Moulin de la Veyssière

C’est son arrière arrière-grand-père qui a acheté le moulin en 1857. De générations en générations le savoir-faire s’est transmis et depuis 2013, Christine préside aux destinées de l’entreprise.

Les noix récoltées à proximité sont décortiquées, séchées, triées et les cerneaux emmenés au moulin. La qualité de cette matière première est primordiale, c’est elle qui fera la qualité du produit final. Pas de bonne huile de noix sans excellentes noix. Les variétés traditionnelles goûteuses comme la Franquette ou la Corne permettent d’obtenir une huile de noix parfumée et très savoureuse.

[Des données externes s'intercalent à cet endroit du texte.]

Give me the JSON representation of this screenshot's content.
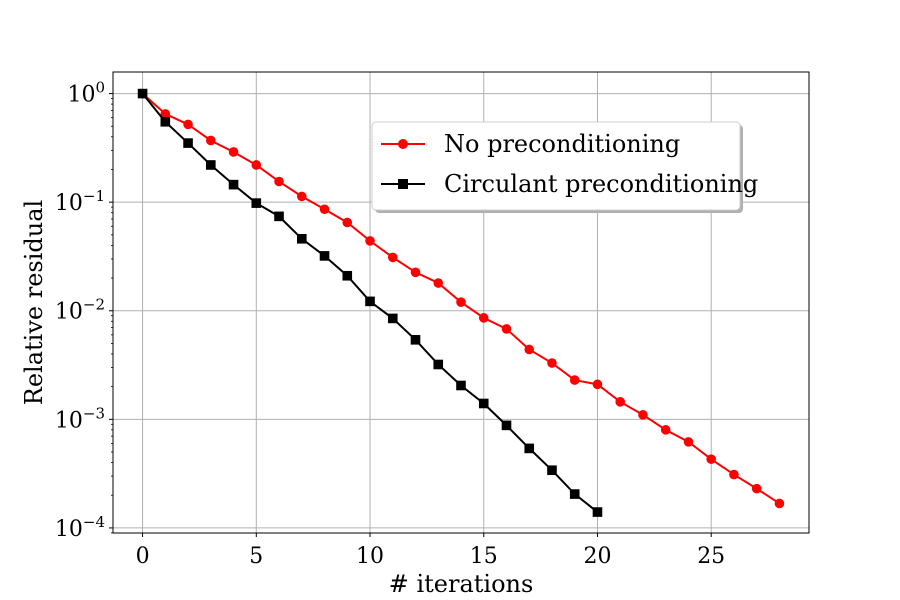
{
  "chart_data": {
    "type": "line",
    "xlabel": "# iterations",
    "ylabel": "Relative residual",
    "xlim": [
      -1.3,
      29.3
    ],
    "ylim": [
      8.98e-05,
      1.58
    ],
    "yscale": "log",
    "grid": true,
    "legend_placement": "upper-center",
    "x_ticks": [
      0,
      5,
      10,
      15,
      20,
      25
    ],
    "x_tick_labels": [
      "0",
      "5",
      "10",
      "15",
      "20",
      "25"
    ],
    "y_ticks": [
      1,
      0.1,
      0.01,
      0.001,
      0.0001
    ],
    "y_tick_labels": [
      {
        "base": "10",
        "exp": "0"
      },
      {
        "base": "10",
        "exp": "−1"
      },
      {
        "base": "10",
        "exp": "−2"
      },
      {
        "base": "10",
        "exp": "−3"
      },
      {
        "base": "10",
        "exp": "−4"
      }
    ],
    "series": [
      {
        "name": "No preconditioning",
        "color": "#ff0000",
        "marker": "circle",
        "x": [
          0,
          1,
          2,
          3,
          4,
          5,
          6,
          7,
          8,
          9,
          10,
          11,
          12,
          13,
          14,
          15,
          16,
          17,
          18,
          19,
          20,
          21,
          22,
          23,
          24,
          25,
          26,
          27,
          28
        ],
        "values": [
          1.0,
          0.65,
          0.52,
          0.37,
          0.29,
          0.22,
          0.155,
          0.113,
          0.086,
          0.065,
          0.044,
          0.031,
          0.0226,
          0.018,
          0.012,
          0.0086,
          0.0068,
          0.0044,
          0.0033,
          0.0023,
          0.0021,
          0.00145,
          0.0011,
          0.0008,
          0.00062,
          0.00043,
          0.00031,
          0.00023,
          0.000168
        ]
      },
      {
        "name": "Circulant preconditioning",
        "color": "#000000",
        "marker": "square",
        "x": [
          0,
          1,
          2,
          3,
          4,
          5,
          6,
          7,
          8,
          9,
          10,
          11,
          12,
          13,
          14,
          15,
          16,
          17,
          18,
          19,
          20
        ],
        "values": [
          1.0,
          0.55,
          0.35,
          0.22,
          0.145,
          0.098,
          0.074,
          0.046,
          0.032,
          0.021,
          0.0122,
          0.0085,
          0.0054,
          0.0032,
          0.00205,
          0.0014,
          0.00088,
          0.00054,
          0.00034,
          0.000205,
          0.00014
        ]
      }
    ]
  }
}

Les noix sont d’abord pesées puis broyées à la meule de pierre. Au Moulin de la Veyssière, il s’agit d’une meule à huile en silex datant du XVIe siècle. Sa capacité maximale est de 40 kg. En une trentaine de minutes, les cerneaux de noix sont écrasés. Il suffit de rajouter ensuite 1,5 litre d’eau et de continuer de mélanger jusqu’à ce que l’eau soit bien absorbée.

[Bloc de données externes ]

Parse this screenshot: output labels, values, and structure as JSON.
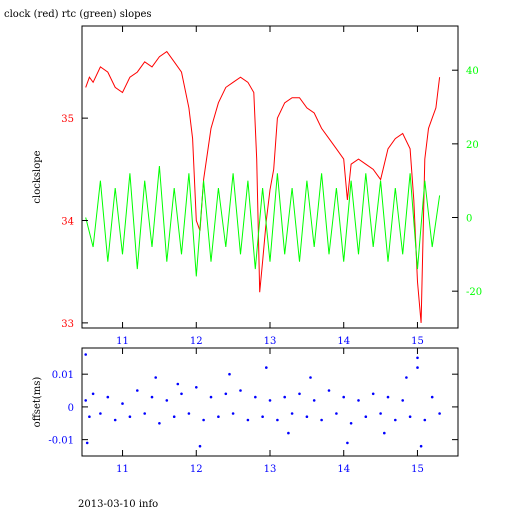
{
  "chart_data": [
    {
      "type": "line",
      "title": "clock (red) rtc (green) slopes",
      "ylabel_left": "clockslope",
      "x": {
        "range": [
          10.45,
          15.55
        ],
        "ticks": [
          11,
          12,
          13,
          14,
          15
        ]
      },
      "y_left": {
        "range": [
          32.95,
          35.9
        ],
        "ticks": [
          33,
          34,
          35
        ],
        "color": "#ff0000"
      },
      "y_right": {
        "range": [
          -30,
          52
        ],
        "ticks": [
          -20,
          0,
          20,
          40
        ],
        "color": "#00ff00"
      },
      "series": [
        {
          "color": "#ff0000",
          "axis": "left",
          "points": [
            [
              10.5,
              35.3
            ],
            [
              10.55,
              35.4
            ],
            [
              10.6,
              35.35
            ],
            [
              10.7,
              35.5
            ],
            [
              10.8,
              35.45
            ],
            [
              10.9,
              35.3
            ],
            [
              11.0,
              35.25
            ],
            [
              11.1,
              35.4
            ],
            [
              11.2,
              35.45
            ],
            [
              11.3,
              35.55
            ],
            [
              11.4,
              35.5
            ],
            [
              11.5,
              35.6
            ],
            [
              11.6,
              35.65
            ],
            [
              11.7,
              35.55
            ],
            [
              11.8,
              35.45
            ],
            [
              11.9,
              35.1
            ],
            [
              11.95,
              34.8
            ],
            [
              12.0,
              34.0
            ],
            [
              12.05,
              33.9
            ],
            [
              12.1,
              34.4
            ],
            [
              12.2,
              34.9
            ],
            [
              12.3,
              35.15
            ],
            [
              12.4,
              35.3
            ],
            [
              12.5,
              35.35
            ],
            [
              12.6,
              35.4
            ],
            [
              12.7,
              35.35
            ],
            [
              12.78,
              35.25
            ],
            [
              12.82,
              34.6
            ],
            [
              12.86,
              33.3
            ],
            [
              12.9,
              33.6
            ],
            [
              12.95,
              34.0
            ],
            [
              13.0,
              34.3
            ],
            [
              13.05,
              34.5
            ],
            [
              13.1,
              35.0
            ],
            [
              13.2,
              35.15
            ],
            [
              13.3,
              35.2
            ],
            [
              13.4,
              35.2
            ],
            [
              13.5,
              35.1
            ],
            [
              13.6,
              35.05
            ],
            [
              13.7,
              34.9
            ],
            [
              13.8,
              34.8
            ],
            [
              13.9,
              34.7
            ],
            [
              14.0,
              34.6
            ],
            [
              14.05,
              34.2
            ],
            [
              14.1,
              34.55
            ],
            [
              14.2,
              34.6
            ],
            [
              14.3,
              34.55
            ],
            [
              14.4,
              34.5
            ],
            [
              14.5,
              34.4
            ],
            [
              14.6,
              34.7
            ],
            [
              14.7,
              34.8
            ],
            [
              14.8,
              34.85
            ],
            [
              14.9,
              34.7
            ],
            [
              14.95,
              34.2
            ],
            [
              15.0,
              33.4
            ],
            [
              15.05,
              33.0
            ],
            [
              15.1,
              34.6
            ],
            [
              15.15,
              34.9
            ],
            [
              15.2,
              35.0
            ],
            [
              15.25,
              35.1
            ],
            [
              15.3,
              35.4
            ]
          ]
        },
        {
          "color": "#00ff00",
          "axis": "right",
          "points": [
            [
              10.5,
              0
            ],
            [
              10.6,
              -8
            ],
            [
              10.7,
              10
            ],
            [
              10.8,
              -12
            ],
            [
              10.9,
              8
            ],
            [
              11.0,
              -10
            ],
            [
              11.1,
              12
            ],
            [
              11.2,
              -14
            ],
            [
              11.3,
              10
            ],
            [
              11.4,
              -8
            ],
            [
              11.5,
              14
            ],
            [
              11.6,
              -12
            ],
            [
              11.7,
              8
            ],
            [
              11.8,
              -10
            ],
            [
              11.9,
              12
            ],
            [
              12.0,
              -16
            ],
            [
              12.1,
              10
            ],
            [
              12.2,
              -12
            ],
            [
              12.3,
              8
            ],
            [
              12.4,
              -8
            ],
            [
              12.5,
              12
            ],
            [
              12.6,
              -10
            ],
            [
              12.7,
              10
            ],
            [
              12.8,
              -14
            ],
            [
              12.9,
              8
            ],
            [
              13.0,
              -12
            ],
            [
              13.1,
              12
            ],
            [
              13.2,
              -10
            ],
            [
              13.3,
              8
            ],
            [
              13.4,
              -12
            ],
            [
              13.5,
              10
            ],
            [
              13.6,
              -8
            ],
            [
              13.7,
              12
            ],
            [
              13.8,
              -10
            ],
            [
              13.9,
              8
            ],
            [
              14.0,
              -12
            ],
            [
              14.1,
              10
            ],
            [
              14.2,
              -10
            ],
            [
              14.3,
              12
            ],
            [
              14.4,
              -8
            ],
            [
              14.5,
              10
            ],
            [
              14.6,
              -12
            ],
            [
              14.7,
              8
            ],
            [
              14.8,
              -10
            ],
            [
              14.9,
              12
            ],
            [
              15.0,
              -14
            ],
            [
              15.1,
              10
            ],
            [
              15.2,
              -8
            ],
            [
              15.3,
              6
            ]
          ]
        }
      ]
    },
    {
      "type": "scatter",
      "ylabel": "offset(ms)",
      "x": {
        "range": [
          10.45,
          15.55
        ],
        "ticks": [
          11,
          12,
          13,
          14,
          15
        ]
      },
      "y": {
        "range": [
          -0.015,
          0.018
        ],
        "ticks": [
          -0.01,
          0,
          0.01
        ]
      },
      "series": [
        {
          "color": "#0000ff",
          "points": [
            [
              10.5,
              0.002
            ],
            [
              10.55,
              -0.003
            ],
            [
              10.6,
              0.004
            ],
            [
              10.7,
              -0.002
            ],
            [
              10.8,
              0.003
            ],
            [
              10.9,
              -0.004
            ],
            [
              11.0,
              0.001
            ],
            [
              11.1,
              -0.003
            ],
            [
              11.2,
              0.005
            ],
            [
              11.3,
              -0.002
            ],
            [
              11.4,
              0.003
            ],
            [
              11.5,
              -0.005
            ],
            [
              11.6,
              0.002
            ],
            [
              11.7,
              -0.003
            ],
            [
              11.8,
              0.004
            ],
            [
              11.9,
              -0.002
            ],
            [
              12.0,
              0.006
            ],
            [
              12.1,
              -0.004
            ],
            [
              12.2,
              0.003
            ],
            [
              12.3,
              -0.003
            ],
            [
              12.4,
              0.004
            ],
            [
              12.5,
              -0.002
            ],
            [
              12.6,
              0.005
            ],
            [
              12.7,
              -0.004
            ],
            [
              12.8,
              0.003
            ],
            [
              12.9,
              -0.003
            ],
            [
              13.0,
              0.002
            ],
            [
              13.1,
              -0.004
            ],
            [
              13.2,
              0.003
            ],
            [
              13.3,
              -0.002
            ],
            [
              13.4,
              0.004
            ],
            [
              13.5,
              -0.003
            ],
            [
              13.6,
              0.002
            ],
            [
              13.7,
              -0.004
            ],
            [
              13.8,
              0.005
            ],
            [
              13.9,
              -0.002
            ],
            [
              14.0,
              0.003
            ],
            [
              14.1,
              -0.005
            ],
            [
              14.2,
              0.002
            ],
            [
              14.3,
              -0.003
            ],
            [
              14.4,
              0.004
            ],
            [
              14.5,
              -0.002
            ],
            [
              14.6,
              0.003
            ],
            [
              14.7,
              -0.004
            ],
            [
              14.8,
              0.002
            ],
            [
              14.9,
              -0.003
            ],
            [
              15.0,
              0.012
            ],
            [
              15.1,
              -0.004
            ],
            [
              15.2,
              0.003
            ],
            [
              15.3,
              -0.002
            ],
            [
              10.5,
              0.016
            ],
            [
              10.52,
              -0.011
            ],
            [
              11.45,
              0.009
            ],
            [
              12.05,
              -0.012
            ],
            [
              12.45,
              0.01
            ],
            [
              12.95,
              0.012
            ],
            [
              13.55,
              0.009
            ],
            [
              14.05,
              -0.011
            ],
            [
              14.55,
              -0.008
            ],
            [
              15.0,
              0.015
            ],
            [
              15.05,
              -0.012
            ],
            [
              11.75,
              0.007
            ],
            [
              13.25,
              -0.008
            ],
            [
              14.85,
              0.009
            ]
          ]
        }
      ]
    }
  ],
  "footer": "2013-03-10 info"
}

Cette pâte de noix écrasées est ensuite transvasée à l’aide d’une pelle-racloir dans un autre contenant, où elle va être mise à chauffer (100°C maximum). L’eau ajoutée précédemment va s’évaporer et la pâte commencer à cuire. Tout le savoir-faire du moulin tient en l’obtention de la texture parfaite, du goût adéquat et de la couleur idéale. Cette opération dure environ 40 à 45 minutes. L’utilisation du gaz permet d’obtenir une chaleur très régulière. On cherche le meilleur équilibre possible.

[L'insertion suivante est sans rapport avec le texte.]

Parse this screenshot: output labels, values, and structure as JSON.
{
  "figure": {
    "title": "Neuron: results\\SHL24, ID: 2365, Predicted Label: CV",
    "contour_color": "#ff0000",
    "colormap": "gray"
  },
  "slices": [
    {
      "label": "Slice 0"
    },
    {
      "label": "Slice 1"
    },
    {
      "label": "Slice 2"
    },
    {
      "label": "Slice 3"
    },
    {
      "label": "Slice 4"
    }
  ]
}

Il faut ensuite presser cette pâte cuite grâce à un vérin hydraulique (cela dure 10 minutes) pour obtenir d’un côté l’huile de noix et de l’autre, les matières sèches, les tourteaux. A partir de ces derniers, Christine fabrique, en les cassant, broyant et tamisant, une farine de noix. A utiliser en complément d’une farine blanche (2/3 de farine blanche et 1/3 de farine de noix) pour réaliser des gâteaux par exemple.

L’huile obtenue est entreposée dans des fûts en inox où elle va décanter pendant 2 mois. Ensuite par gravité, les impuretés vont partir et l’huile maintenant translucide va pouvoir être embouteillée.

L’huile de noix n’est pas une huile de cuisson ou de friture. C’est une huile d’assaisonnement et d’accompagnement. Vous pouvez l’employer pour assaisonner des salades, des crudités sans trop de vinaigre pour préserver ses arômes. Vous pouvez également l’utiliser pour relever des plats préparés. Ici, on l’utilise pour parfumer les fameux haricots – couenne, l’une des spécialités de la Nouvelle-Aquitaine. En fin de cuisson, ajoutez-leur un filet d’huile de noix, régal garanti.

L’huile de noix est également excellente pour aromatiser les haricots blancs, les flageolets, les lentilles (en salade notamment, c’est excellent), dans un potage ou un velouté (un petit filet dans l’assiette), dans les pâtes, dans les gâteaux. Essayez aussi une petite tartine toastée de pain et Cabécou du Périgord, égayée d’une petite cuillère d’huile de noix. Délicieux.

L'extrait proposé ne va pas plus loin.